The original token leak detection consisted of a static list of used tokens and each token contained a pointer into this list.  This was easy to implemented with how the original List class was designed, but the QList class had no easy equivalent (using an iterator did not work).  I suspect this partly caused the problem, which may also have had something to do with the way members are initialized by the constructor when a new instance is created and having a Qt member complicated things.  Anyway, a new easier method of keep track of used tokens was implemented this time around that did not cause any problems.

A plain integer index member was added to the Token class.  Every token allocated gets a unique index number, which the token will have through the life of the application.  The index values assigned start at zero and each additional token allocated gets the next index value.  This index is used to index into a QVector of token pointers.

When a new token is allocated, the index is set to the size of this used token vector, and then the token is appended to the vector.  In other words, the index points to its corresponding element in this vector.  When a token pointer is popped from the free token stack, the element corresponding to the token is set to the token pointer.  When a token is deleted, the element corresponding to the token is set to a null pointer to indicate the token is not currently used (it is in the free token stack).

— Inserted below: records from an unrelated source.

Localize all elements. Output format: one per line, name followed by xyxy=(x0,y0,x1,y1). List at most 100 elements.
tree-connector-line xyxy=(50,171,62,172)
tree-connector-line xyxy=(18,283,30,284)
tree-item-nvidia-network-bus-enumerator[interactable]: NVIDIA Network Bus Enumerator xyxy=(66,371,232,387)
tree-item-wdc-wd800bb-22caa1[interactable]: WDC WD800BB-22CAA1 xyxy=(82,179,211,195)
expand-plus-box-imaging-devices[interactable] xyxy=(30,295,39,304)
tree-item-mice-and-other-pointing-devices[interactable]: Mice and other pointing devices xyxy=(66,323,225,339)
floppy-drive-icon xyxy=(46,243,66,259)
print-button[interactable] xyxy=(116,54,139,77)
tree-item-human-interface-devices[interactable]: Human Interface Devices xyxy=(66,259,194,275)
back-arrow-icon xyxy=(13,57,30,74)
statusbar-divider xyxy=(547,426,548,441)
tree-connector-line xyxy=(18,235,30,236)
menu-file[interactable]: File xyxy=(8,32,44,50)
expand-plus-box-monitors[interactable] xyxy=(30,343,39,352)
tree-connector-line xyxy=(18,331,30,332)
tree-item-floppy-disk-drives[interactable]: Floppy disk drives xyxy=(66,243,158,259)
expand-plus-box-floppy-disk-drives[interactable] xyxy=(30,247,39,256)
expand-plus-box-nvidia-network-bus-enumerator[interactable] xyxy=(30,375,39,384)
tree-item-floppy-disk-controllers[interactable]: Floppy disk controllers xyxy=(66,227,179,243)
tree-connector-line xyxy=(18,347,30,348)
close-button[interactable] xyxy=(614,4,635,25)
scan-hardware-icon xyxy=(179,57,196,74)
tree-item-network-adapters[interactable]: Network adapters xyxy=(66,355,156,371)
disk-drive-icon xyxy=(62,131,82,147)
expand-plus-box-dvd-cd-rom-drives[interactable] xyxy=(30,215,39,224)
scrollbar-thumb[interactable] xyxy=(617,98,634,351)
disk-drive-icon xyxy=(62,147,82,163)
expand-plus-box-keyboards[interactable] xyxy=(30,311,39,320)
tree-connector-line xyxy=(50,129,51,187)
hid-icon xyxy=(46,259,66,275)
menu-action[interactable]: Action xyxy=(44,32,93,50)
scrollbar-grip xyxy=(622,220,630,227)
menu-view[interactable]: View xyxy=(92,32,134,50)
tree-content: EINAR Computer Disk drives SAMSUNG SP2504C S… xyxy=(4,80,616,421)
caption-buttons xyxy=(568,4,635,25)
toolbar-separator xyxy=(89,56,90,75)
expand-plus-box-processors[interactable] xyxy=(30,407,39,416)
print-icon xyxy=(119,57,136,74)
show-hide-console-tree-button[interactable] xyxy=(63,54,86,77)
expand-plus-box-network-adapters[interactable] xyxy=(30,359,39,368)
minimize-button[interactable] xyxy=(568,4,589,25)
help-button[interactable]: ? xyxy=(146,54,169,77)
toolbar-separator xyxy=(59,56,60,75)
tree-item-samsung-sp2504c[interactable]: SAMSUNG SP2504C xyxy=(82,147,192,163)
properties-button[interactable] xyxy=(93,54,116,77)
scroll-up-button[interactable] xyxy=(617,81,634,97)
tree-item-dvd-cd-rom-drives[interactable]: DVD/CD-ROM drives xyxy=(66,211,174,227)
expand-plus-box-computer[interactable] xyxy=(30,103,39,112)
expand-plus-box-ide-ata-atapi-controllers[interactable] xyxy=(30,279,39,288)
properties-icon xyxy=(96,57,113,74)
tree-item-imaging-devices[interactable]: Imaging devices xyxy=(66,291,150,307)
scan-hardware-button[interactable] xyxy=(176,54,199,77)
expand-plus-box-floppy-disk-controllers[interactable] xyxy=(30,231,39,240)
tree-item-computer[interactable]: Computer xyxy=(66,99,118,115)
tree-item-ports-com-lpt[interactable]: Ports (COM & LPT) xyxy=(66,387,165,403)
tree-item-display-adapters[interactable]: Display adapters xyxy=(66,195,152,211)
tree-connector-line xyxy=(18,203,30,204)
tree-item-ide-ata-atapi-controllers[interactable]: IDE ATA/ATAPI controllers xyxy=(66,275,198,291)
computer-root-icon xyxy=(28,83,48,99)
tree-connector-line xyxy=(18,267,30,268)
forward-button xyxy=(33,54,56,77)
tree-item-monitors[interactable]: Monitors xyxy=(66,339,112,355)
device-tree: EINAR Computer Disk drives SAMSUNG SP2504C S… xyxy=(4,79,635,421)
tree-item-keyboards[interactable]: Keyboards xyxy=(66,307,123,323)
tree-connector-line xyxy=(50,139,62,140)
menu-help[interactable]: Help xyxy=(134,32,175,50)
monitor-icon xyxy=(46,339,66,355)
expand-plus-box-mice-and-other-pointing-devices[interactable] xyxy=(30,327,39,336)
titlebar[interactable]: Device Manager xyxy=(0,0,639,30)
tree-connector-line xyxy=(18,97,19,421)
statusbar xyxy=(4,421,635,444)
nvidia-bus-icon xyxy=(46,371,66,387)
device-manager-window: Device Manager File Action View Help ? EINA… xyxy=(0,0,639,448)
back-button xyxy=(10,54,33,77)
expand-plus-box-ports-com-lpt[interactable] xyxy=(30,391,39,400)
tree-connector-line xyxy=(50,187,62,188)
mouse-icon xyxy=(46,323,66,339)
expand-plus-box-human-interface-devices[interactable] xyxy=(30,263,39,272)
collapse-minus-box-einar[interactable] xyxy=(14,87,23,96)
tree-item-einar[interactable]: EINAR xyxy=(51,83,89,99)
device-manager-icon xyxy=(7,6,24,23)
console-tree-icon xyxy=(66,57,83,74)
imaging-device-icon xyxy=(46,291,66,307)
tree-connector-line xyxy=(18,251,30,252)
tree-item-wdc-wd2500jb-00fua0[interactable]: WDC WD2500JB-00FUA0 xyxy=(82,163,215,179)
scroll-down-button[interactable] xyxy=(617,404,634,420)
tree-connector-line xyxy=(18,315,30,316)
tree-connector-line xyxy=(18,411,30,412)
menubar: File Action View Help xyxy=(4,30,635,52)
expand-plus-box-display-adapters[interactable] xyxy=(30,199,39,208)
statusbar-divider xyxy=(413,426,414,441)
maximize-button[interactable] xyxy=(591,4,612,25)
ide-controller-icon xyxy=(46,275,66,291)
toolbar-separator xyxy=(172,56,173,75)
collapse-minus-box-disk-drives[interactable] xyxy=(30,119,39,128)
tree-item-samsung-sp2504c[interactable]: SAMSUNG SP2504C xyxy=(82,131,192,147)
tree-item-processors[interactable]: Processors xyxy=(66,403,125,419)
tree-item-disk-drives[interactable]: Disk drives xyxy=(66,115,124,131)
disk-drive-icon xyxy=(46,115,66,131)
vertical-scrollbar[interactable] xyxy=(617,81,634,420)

A token pointer was used for this vector instead of a simple boolean flag (for indicating a token was used), so that when it came time to see if there are any tokens used that have not been freed (the element in the vector contains a non-null token pointer), the token pointer can be used to print information about the token (type, code, string, etc.).

A new private UsedVector class was implemented inside the Token class, similar to the FreeStack private class.  The destructor is called automatically upon termination of the application and any token leaks are reported and the tokens deleted so that valgrind does not also report memory leaks.  This class also contains a report errors function that does the work of scanning the vector and reporting any token leak errors found to the standard error output stream and deletes the tokens.  The destructor calls this function.

A separate function was implemented so that it can be called at the end of each line translated in test mode and token leaks for that specific line are reported with the line.  This does not interfere with the test scripts since the errors are output to the standard error stream, which is not captured in the output that gets compared with the expected results files.  Once a test is seen to contain errors, it can be rerun from the command line to the standard output to see which test statements caused the errors.  Having the errors output with the test lines saves debugging time in having to identify which test statement caused the error.

For non-test (GUI) mode, any token leaks are reported when the application terminates, though if not run from the command line, these errors will not be seen.  This should not be an issue because any token leaks should have been eliminated by this time.